Expectation maximising is an algorithm which can be used on problems such as clustering problem. It is used in situations where you assume your data follows some underlying distribution $\mathbb{D}$ which in this instance is given by parameters $\theta$. We assume $\theta \in H$ our hypothesis space.

Suppose we draw $m$ samples from $\mathbb{D}_{\theta}$ which has an observed component $X = \{x_1, \ldots, x_m\}$ and an unobserved component $Z = \{z_1, \ldots, z_m\}$. Therefore the samples of $\mathbb{D}_{\theta}$ are given by $Y = X \cup Z$.
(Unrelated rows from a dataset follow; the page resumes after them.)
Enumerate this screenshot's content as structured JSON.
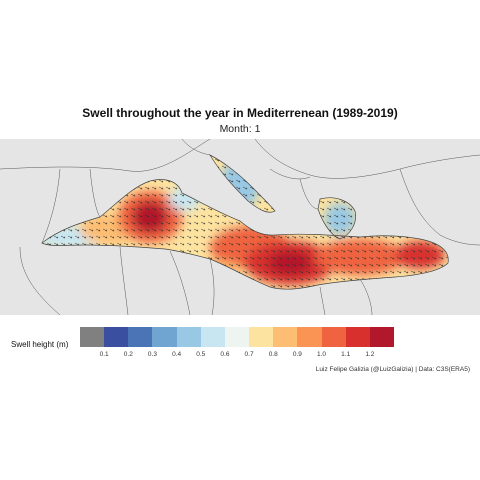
{
  "title": "Swell throughout the year in Mediterrenean (1989-2019)",
  "subtitle": "Month: 1",
  "legend": {
    "label": "Swell height (m)",
    "colors": [
      "#808080",
      "#3b4fa0",
      "#4a74b5",
      "#6fa5d0",
      "#98c8e3",
      "#c8e6f1",
      "#eef5f0",
      "#fde3a0",
      "#fdbd72",
      "#fa9454",
      "#ef6340",
      "#d7302d",
      "#b2182b"
    ],
    "ticks": [
      "0.1",
      "0.2",
      "0.3",
      "0.4",
      "0.5",
      "0.6",
      "0.7",
      "0.8",
      "0.9",
      "1.0",
      "1.1",
      "1.2"
    ]
  },
  "credit": "Luiz Felipe Galizia (@LuizGalizia) | Data: C3S(ERA5)"
}
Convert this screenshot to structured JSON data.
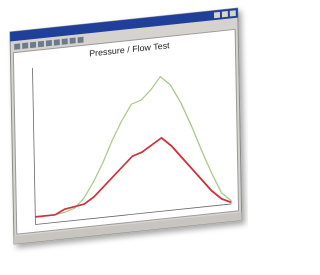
{
  "chart_data": {
    "type": "line",
    "title": "Pressure / Flow Test",
    "x": [
      0,
      10,
      15,
      20,
      25,
      30,
      35,
      40,
      45,
      50,
      55,
      60,
      65,
      70,
      75,
      80,
      85,
      90,
      95,
      100
    ],
    "series": [
      {
        "color": "#a9c98a",
        "values": [
          5,
          5,
          6,
          8,
          14,
          24,
          36,
          50,
          62,
          72,
          74,
          80,
          88,
          82,
          70,
          55,
          38,
          22,
          8,
          2
        ]
      },
      {
        "color": "#d0303a",
        "values": [
          5,
          5,
          8,
          9,
          10,
          14,
          20,
          26,
          32,
          38,
          40,
          44,
          48,
          42,
          34,
          26,
          18,
          10,
          4,
          1
        ]
      }
    ],
    "xlim": [
      0,
      100
    ],
    "ylim": [
      0,
      100
    ]
  }
}
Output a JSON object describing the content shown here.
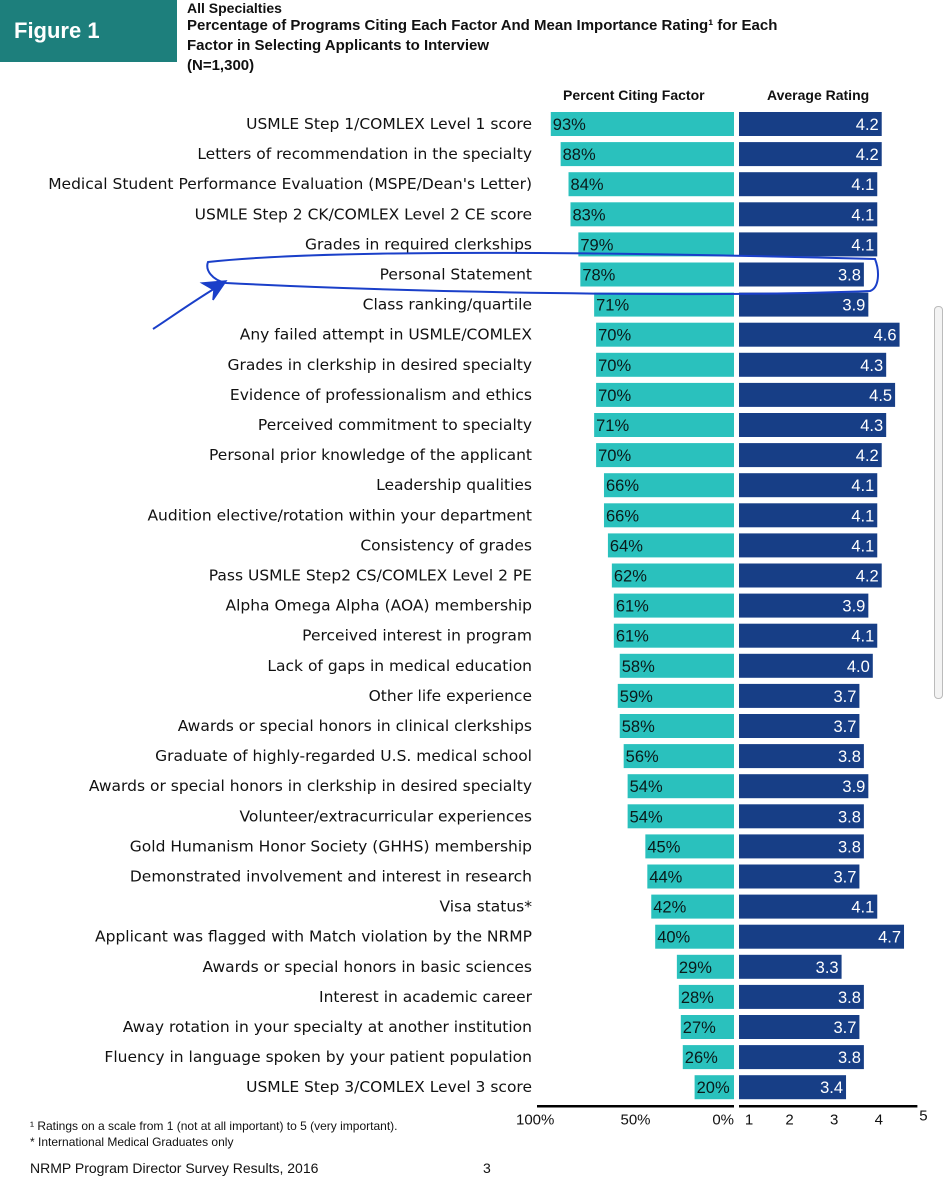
{
  "figure_label": "Figure 1",
  "subtitle": "All Specialties",
  "title_line1": "Percentage of Programs Citing Each Factor And Mean Importance Rating¹ for Each",
  "title_line2": "Factor in Selecting Applicants to Interview",
  "title_line3": "(N=1,300)",
  "footnote1": "¹ Ratings on a scale from 1 (not at all important) to 5 (very important).",
  "footnote2": "* International Medical Graduates only",
  "footer_source": "NRMP Program Director Survey Results, 2016",
  "page_number": "3",
  "colors": {
    "percent_bar": "#2ac1bd",
    "rating_bar": "#173e86",
    "badge": "#1d7f7c",
    "annotation": "#1a3fc9"
  },
  "chart_data": {
    "type": "bar",
    "title": "Percentage of Programs Citing Each Factor And Mean Importance Rating for Each Factor in Selecting Applicants to Interview",
    "categories": [
      "USMLE Step 1/COMLEX Level 1 score",
      "Letters of recommendation in the specialty",
      "Medical Student Performance Evaluation (MSPE/Dean's Letter)",
      "USMLE Step 2 CK/COMLEX Level 2 CE score",
      "Grades in required clerkships",
      "Personal Statement",
      "Class ranking/quartile",
      "Any failed attempt in USMLE/COMLEX",
      "Grades in clerkship in desired specialty",
      "Evidence of professionalism and ethics",
      "Perceived commitment to specialty",
      "Personal prior knowledge of the applicant",
      "Leadership qualities",
      "Audition elective/rotation within your department",
      "Consistency of grades",
      "Pass USMLE Step2 CS/COMLEX Level 2 PE",
      "Alpha Omega Alpha (AOA) membership",
      "Perceived interest in program",
      "Lack of gaps in medical education",
      "Other life experience",
      "Awards or special honors in clinical clerkships",
      "Graduate of highly-regarded U.S. medical school",
      "Awards or special honors in clerkship in desired specialty",
      "Volunteer/extracurricular experiences",
      "Gold Humanism Honor Society (GHHS) membership",
      "Demonstrated involvement and interest in research",
      "Visa status*",
      "Applicant was flagged with Match violation by the NRMP",
      "Awards or special honors in basic sciences",
      "Interest in academic career",
      "Away rotation in your specialty at another institution",
      "Fluency in language spoken by your patient population",
      "USMLE Step 3/COMLEX Level 3 score"
    ],
    "series": [
      {
        "name": "Percent Citing Factor",
        "values": [
          93,
          88,
          84,
          83,
          79,
          78,
          71,
          70,
          70,
          70,
          71,
          70,
          66,
          66,
          64,
          62,
          61,
          61,
          58,
          59,
          58,
          56,
          54,
          54,
          45,
          44,
          42,
          40,
          29,
          28,
          27,
          26,
          20
        ],
        "labels": [
          "93%",
          "88%",
          "84%",
          "83%",
          "79%",
          "78%",
          "71%",
          "70%",
          "70%",
          "70%",
          "71%",
          "70%",
          "66%",
          "66%",
          "64%",
          "62%",
          "61%",
          "61%",
          "58%",
          "59%",
          "58%",
          "56%",
          "54%",
          "54%",
          "45%",
          "44%",
          "42%",
          "40%",
          "29%",
          "28%",
          "27%",
          "26%",
          "20%"
        ]
      },
      {
        "name": "Average Rating",
        "values": [
          4.2,
          4.2,
          4.1,
          4.1,
          4.1,
          3.8,
          3.9,
          4.6,
          4.3,
          4.5,
          4.3,
          4.2,
          4.1,
          4.1,
          4.1,
          4.2,
          3.9,
          4.1,
          4.0,
          3.7,
          3.7,
          3.8,
          3.9,
          3.8,
          3.8,
          3.7,
          4.1,
          4.7,
          3.3,
          3.8,
          3.7,
          3.8,
          3.4
        ],
        "labels": [
          "4.2",
          "4.2",
          "4.1",
          "4.1",
          "4.1",
          "3.8",
          "3.9",
          "4.6",
          "4.3",
          "4.5",
          "4.3",
          "4.2",
          "4.1",
          "4.1",
          "4.1",
          "4.2",
          "3.9",
          "4.1",
          "4.0",
          "3.7",
          "3.7",
          "3.8",
          "3.9",
          "3.8",
          "3.8",
          "3.7",
          "4.1",
          "4.7",
          "3.3",
          "3.8",
          "3.7",
          "3.8",
          "3.4"
        ]
      }
    ],
    "percent_axis": {
      "ticks": [
        "100%",
        "50%",
        "0%"
      ],
      "range": [
        0,
        100
      ],
      "reversed": true
    },
    "rating_axis": {
      "ticks": [
        "1",
        "2",
        "3",
        "4",
        "5"
      ],
      "range": [
        1,
        5
      ]
    }
  }
}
Once you are provided with $X$ you can treat the values of $Z$ as random variables - similar with $Y$. Both $Z$ and $Y$ depend on the unknow parameters $\theta$.

During the EM algorithm we will update our current hypothesis $h \in H$ for the parameters $\theta$, to a new hypothesis $h' \in H$. We want to update $h \in H$ by trying to maximise

$$Q(h' \vert h) = \mathbb{E}[ \ln( \ \mathbb{P}_{\mathbb{D}} \ [Y \ \vert \ h']) \ \vert \ X, h \ ] $$

Lets unpack this - we use our current hypotheses $h$ to guess at the values of $Z$. This gives us $X$ and $Z$ therefore $Y$. Now we want to find the hypothesis $h'$ (or parameters for $\mathbb{D}$) that maximises the log probability that $Y$ would occur. This follows a nice natural two step process.

Given our current hypothesis $h$ calculate the values for $Z$ the unobserved parameters, this gives us the function $Q(h' \vert h): H \rightarrow \mathbb{R}$, and then
Using the values of $X$ and $Z$ for $Y$ - find a hypothesis $$ h' = \mbox{arg}\max_{h' \in H} Q(h' \vert h) = \mbox{arg}\max_{h' \in H} \mathbb{E}[ \ln( \mathbb{P}_{\mathbb{D}} \ [Y \ \vert \ h']) \ \vert \ X, h \ ]. $$

If the function $Q(h' \vert h)$ is continuous for all $h', h \in H$ then we will converge to a local maximum however we don’t know how long this will take us or if this local maximum is a global maximum.

Correctness

We are monotonically decreasing Maximum likelihood error of the groupings.
Though this is not guaranteed to converge.
Though it will not diverge either!
It can get stuck in local optimums.
- So it is best that we restart this algorithm and take the best outcome.